前々から読まねばと思っていながら今さら。北海道で実際に起きた獣害史上最大の惨劇を描いた作品。実は去年その現場に行ったのですが、この作品を読んでいないし事件のあらすじについてもろくに知らないクセに、怖くて車から出られなかったのは私です。
あらすじは、冬ごもりしそこねた巨大なヒグマが空腹に耐えかねて小さな村でつつましく暮らしていた女子供などを襲い、6人(+1人の胎児)が死亡し、そのヒグマを仕留めるまでのお話。淡々としかつ緻密な文体は確かに恐怖感を煽るものの、意外と怖くはなかった。というのも、私はただ人がクマに喰い殺されて小さな村が壊滅状態になる物語だとばかり思っていたためで、後半はクマ退治の話だった(といっても、もちろん大きな自然の中での人間のちっぽけさを突きつけられたりするわけですが)ので、そちらに夢中だった。区長ガンバレ、銀四郎あんたやっぱりプロだよ、みたいな、むしろアドベンチャーものとして読んでいた気がします。ちょっとスレた読者ですみません。でも現場に行った恐怖に比べれば小説なんて、というのもある気がする(現場には普通に『熊出没注意』の看板が立っていたよ)。

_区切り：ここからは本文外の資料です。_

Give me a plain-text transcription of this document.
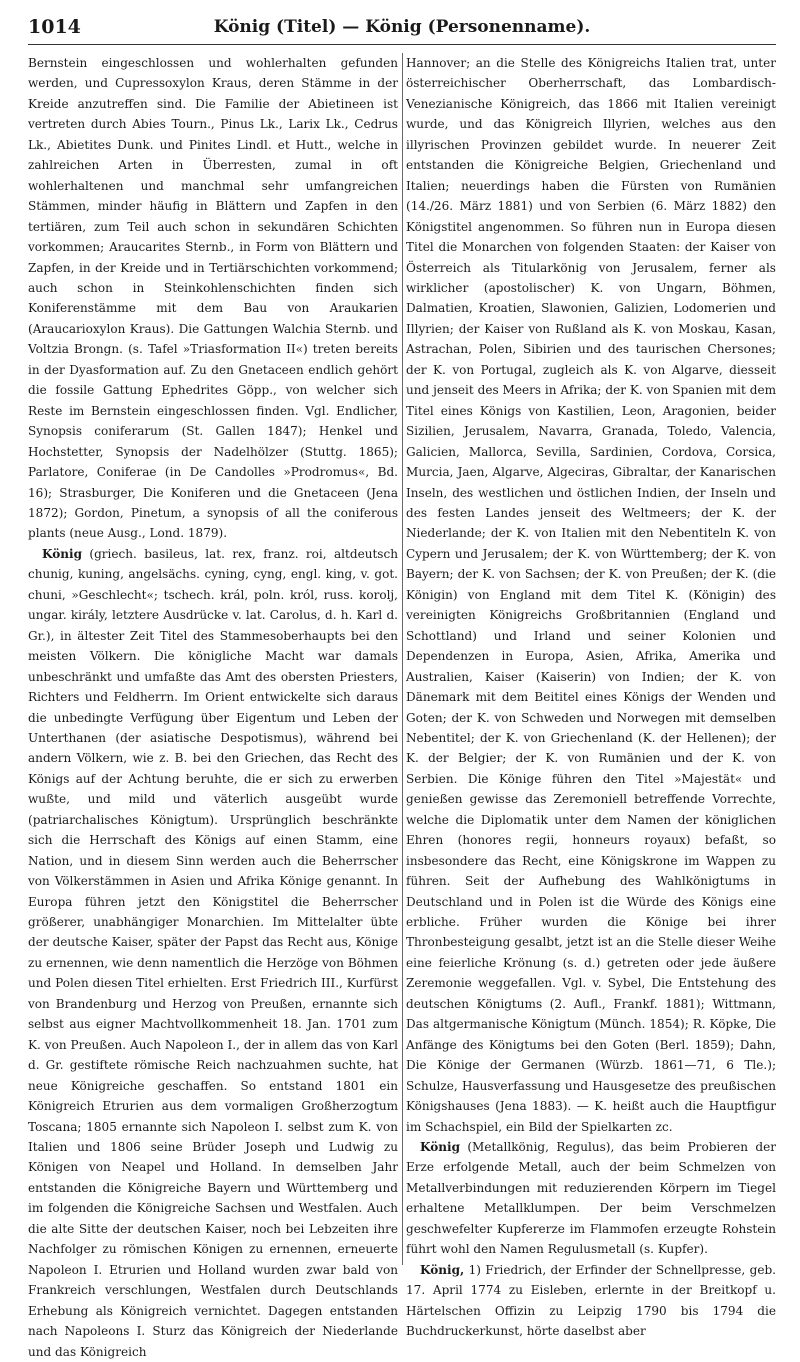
1014	König (Titel) — König (Personenname).

Bernstein eingeschlossen und wohlerhalten gefunden werden, und Cupressoxylon Kraus, deren Stämme in der Kreide anzutreffen sind. Die Familie der Abietineen ist vertreten durch Abies Tourn., Pinus Lk., Larix Lk., Cedrus Lk., Abietites Dunk. und Pinites Lindl. et Hutt., welche in zahlreichen Arten in Überresten, zumal in oft wohlerhaltenen und manchmal sehr umfangreichen Stämmen, minder häufig in Blättern und Zapfen in den tertiären, zum Teil auch schon in sekundären Schichten vorkommen; Araucarites Sternb., in Form von Blättern und Zapfen, in der Kreide und in Tertiärschichten vorkommend; auch schon in Steinkohlenschichten finden sich Koniferenstämme mit dem Bau von Araukarien (Araucarioxylon Kraus). Die Gattungen Walchia Sternb. und Voltzia Brongn. (s. Tafel »Triasformation II«) treten bereits in der Dyasformation auf. Zu den Gnetaceen endlich gehört die fossile Gattung Ephedrites Göpp., von welcher sich Reste im Bernstein eingeschlossen finden. Vgl. Endlicher, Synopsis coniferarum (St. Gallen 1847); Henkel und Hochstetter, Synopsis der Nadelhölzer (Stuttg. 1865); Parlatore, Coniferae (in De Candolles »Prodromus«, Bd. 16); Strasburger, Die Koniferen und die Gnetaceen (Jena 1872); Gordon, Pinetum, a synopsis of all the coniferous plants (neue Ausg., Lond. 1879).

König (griech. basileus, lat. rex, franz. roi, altdeutsch chunig, kuning, angelsächs. cyning, cyng, engl. king, v. got. chuni, »Geschlecht«; tschech. král, poln. król, russ. korolj, ungar. király, letztere Ausdrücke v. lat. Carolus, d. h. Karl d. Gr.), in ältester Zeit Titel des Stammesoberhaupts bei den meisten Völkern. Die königliche Macht war damals unbeschränkt und umfaßte das Amt des obersten Priesters, Richters und Feldherrn. Im Orient entwickelte sich daraus die unbedingte Verfügung über Eigentum und Leben der Unterthanen (der asiatische Despotismus), während bei andern Völkern, wie z. B. bei den Griechen, das Recht des Königs auf der Achtung beruhte, die er sich zu erwerben wußte, und mild und väterlich ausgeübt wurde (patriarchalisches Königtum). Ursprünglich beschränkte sich die Herrschaft des Königs auf einen Stamm, eine Nation, und in diesem Sinn werden auch die Beherrscher von Völkerstämmen in Asien und Afrika Könige genannt. In Europa führen jetzt den Königstitel die Beherrscher größerer, unabhängiger Monarchien. Im Mittelalter übte der deutsche Kaiser, später der Papst das Recht aus, Könige zu ernennen, wie denn namentlich die Herzöge von Böhmen und Polen diesen Titel erhielten. Erst Friedrich III., Kurfürst von Brandenburg und Herzog von Preußen, ernannte sich selbst aus eigner Machtvollkommenheit 18. Jan. 1701 zum K. von Preußen. Auch Napoleon I., der in allem das von Karl d. Gr. gestiftete römische Reich nachzuahmen suchte, hat neue Königreiche geschaffen. So entstand 1801 ein Königreich Etrurien aus dem vormaligen Großherzogtum Toscana; 1805 ernannte sich Napoleon I. selbst zum K. von Italien und 1806 seine Brüder Joseph und Ludwig zu Königen von Neapel und Holland. In demselben Jahr entstanden die Königreiche Bayern und Württemberg und im folgenden die Königreiche Sachsen und Westfalen. Auch die alte Sitte der deutschen Kaiser, noch bei Lebzeiten ihre Nachfolger zu römischen Königen zu ernennen, erneuerte Napoleon I. Etrurien und Holland wurden zwar bald von Frankreich verschlungen, Westfalen durch Deutschlands Erhebung als Königreich vernichtet. Dagegen entstanden nach Napoleons I. Sturz das Königreich der Niederlande und das Königreich

Hannover; an die Stelle des Königreichs Italien trat, unter österreichischer Oberherrschaft, das Lombardisch-Venezianische Königreich, das 1866 mit Italien vereinigt wurde, und das Königreich Illyrien, welches aus den illyrischen Provinzen gebildet wurde. In neuerer Zeit entstanden die Königreiche Belgien, Griechenland und Italien; neuerdings haben die Fürsten von Rumänien (14./26. März 1881) und von Serbien (6. März 1882) den Königstitel angenommen. So führen nun in Europa diesen Titel die Monarchen von folgenden Staaten: der Kaiser von Österreich als Titularkönig von Jerusalem, ferner als wirklicher (apostolischer) K. von Ungarn, Böhmen, Dalmatien, Kroatien, Slawonien, Galizien, Lodomerien und Illyrien; der Kaiser von Rußland als K. von Moskau, Kasan, Astrachan, Polen, Sibirien und des taurischen Chersones; der K. von Portugal, zugleich als K. von Algarve, diesseit und jenseit des Meers in Afrika; der K. von Spanien mit dem Titel eines Königs von Kastilien, Leon, Aragonien, beider Sizilien, Jerusalem, Navarra, Granada, Toledo, Valencia, Galicien, Mallorca, Sevilla, Sardinien, Cordova, Corsica, Murcia, Jaen, Algarve, Algeciras, Gibraltar, der Kanarischen Inseln, des westlichen und östlichen Indien, der Inseln und des festen Landes jenseit des Weltmeers; der K. der Niederlande; der K. von Italien mit den Nebentiteln K. von Cypern und Jerusalem; der K. von Württemberg; der K. von Bayern; der K. von Sachsen; der K. von Preußen; der K. (die Königin) von England mit dem Titel K. (Königin) des vereinigten Königreichs Großbritannien (England und Schottland) und Irland und seiner Kolonien und Dependenzen in Europa, Asien, Afrika, Amerika und Australien, Kaiser (Kaiserin) von Indien; der K. von Dänemark mit dem Beititel eines Königs der Wenden und Goten; der K. von Schweden und Norwegen mit demselben Nebentitel; der K. von Griechenland (K. der Hellenen); der K. der Belgier; der K. von Rumänien und der K. von Serbien. Die Könige führen den Titel »Majestät« und genießen gewisse das Zeremoniell betreffende Vorrechte, welche die Diplomatik unter dem Namen der königlichen Ehren (honores regii, honneurs royaux) befaßt, so insbesondere das Recht, eine Königskrone im Wappen zu führen. Seit der Aufhebung des Wahlkönigtums in Deutschland und in Polen ist die Würde des Königs eine erbliche. Früher wurden die Könige bei ihrer Thronbesteigung gesalbt, jetzt ist an die Stelle dieser Weihe eine feierliche Krönung (s. d.) getreten oder jede äußere Zeremonie weggefallen. Vgl. v. Sybel, Die Entstehung des deutschen Königtums (2. Aufl., Frankf. 1881); Wittmann, Das altgermanische Königtum (Münch. 1854); R. Köpke, Die Anfänge des Königtums bei den Goten (Berl. 1859); Dahn, Die Könige der Germanen (Würzb. 1861—71, 6 Tle.); Schulze, Hausverfassung und Hausgesetze des preußischen Königshauses (Jena 1883). — K. heißt auch die Hauptfigur im Schachspiel, ein Bild der Spielkarten zc.

König (Metallkönig, Regulus), das beim Probieren der Erze erfolgende Metall, auch der beim Schmelzen von Metallverbindungen mit reduzierenden Körpern im Tiegel erhaltene Metallklumpen. Der beim Verschmelzen geschwefelter Kupfererze im Flammofen erzeugte Rohstein führt wohl den Namen Regulusmetall (s. Kupfer).

König, 1) Friedrich, der Erfinder der Schnellpresse, geb. 17. April 1774 zu Eisleben, erlernte in der Breitkopf u. Härtelschen Offizin zu Leipzig 1790 bis 1794 die Buchdruckerkunst, hörte daselbst aber
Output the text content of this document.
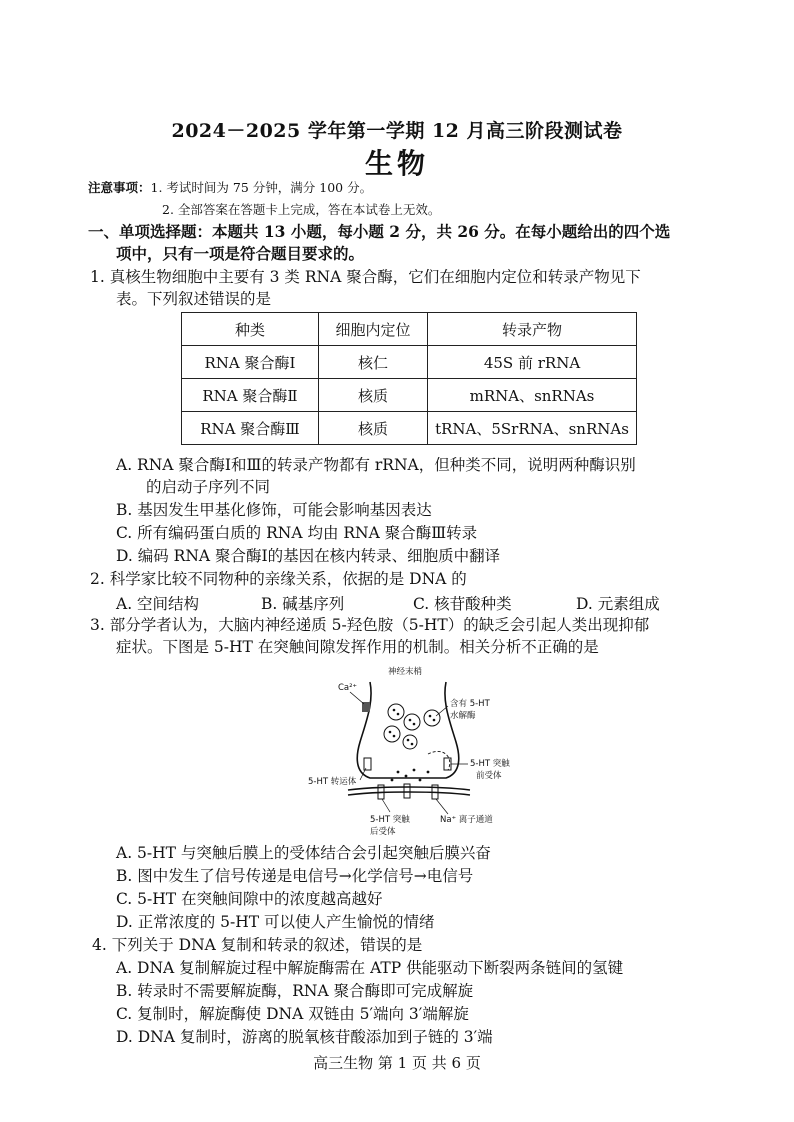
2024－2025 学年第一学期 12 月高三阶段测试卷
生物
注意事项：1. 考试时间为 75 分钟，满分 100 分。
2. 全部答案在答题卡上完成，答在本试卷上无效。
一、单项选择题：本题共 13 小题，每小题 2 分，共 26 分。在每小题给出的四个选
项中，只有一项是符合题目要求的。
1. 真核生物细胞中主要有 3 类 RNA 聚合酶，它们在细胞内定位和转录产物见下
表。下列叙述错误的是
种类	细胞内定位	转录产物
RNA 聚合酶Ⅰ	核仁	45S 前 rRNA
RNA 聚合酶Ⅱ	核质	mRNA、snRNAs
RNA 聚合酶Ⅲ	核质	tRNA、5SrRNA、snRNAs
A. RNA 聚合酶Ⅰ和Ⅲ的转录产物都有 rRNA，但种类不同，说明两种酶识别
的启动子序列不同
B. 基因发生甲基化修饰，可能会影响基因表达
C. 所有编码蛋白质的 RNA 均由 RNA 聚合酶Ⅲ转录
D. 编码 RNA 聚合酶Ⅰ的基因在核内转录、细胞质中翻译
2. 科学家比较不同物种的亲缘关系，依据的是 DNA 的
A. 空间结构	B. 碱基序列	C. 核苷酸种类	D. 元素组成
3. 部分学者认为，大脑内神经递质 5-羟色胺（5-HT）的缺乏会引起人类出现抑郁
症状。下图是 5-HT 在突触间隙发挥作用的机制。相关分析不正确的是
神经末梢
Ca²⁺
含有 5-HT
水解酶
5-HT 转运体
5-HT 突触
前受体
5-HT 突触
后受体
Na⁺ 离子通道
A. 5-HT 与突触后膜上的受体结合会引起突触后膜兴奋
B. 图中发生了信号传递是电信号→化学信号→电信号
C. 5-HT 在突触间隙中的浓度越高越好
D. 正常浓度的 5-HT 可以使人产生愉悦的情绪
4. 下列关于 DNA 复制和转录的叙述，错误的是
A. DNA 复制解旋过程中解旋酶需在 ATP 供能驱动下断裂两条链间的氢键
B. 转录时不需要解旋酶，RNA 聚合酶即可完成解旋
C. 复制时，解旋酶使 DNA 双链由 5′端向 3′端解旋
D. DNA 复制时，游离的脱氧核苷酸添加到子链的 3′端
高三生物 第 1 页 共 6 页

それでも驚いたのは、まだ開拓間もないような村の話なのでとても昔のことのように思えるけれど、ちゃんと警察の組織もしっかりしているし、旭川には自衛隊の前身みたいなの(よく理解してないけど多分そんなやつ)が既にあるし、鉄道も走っているところがある、というところ。大正時代はそんなに昔じゃないんだなー。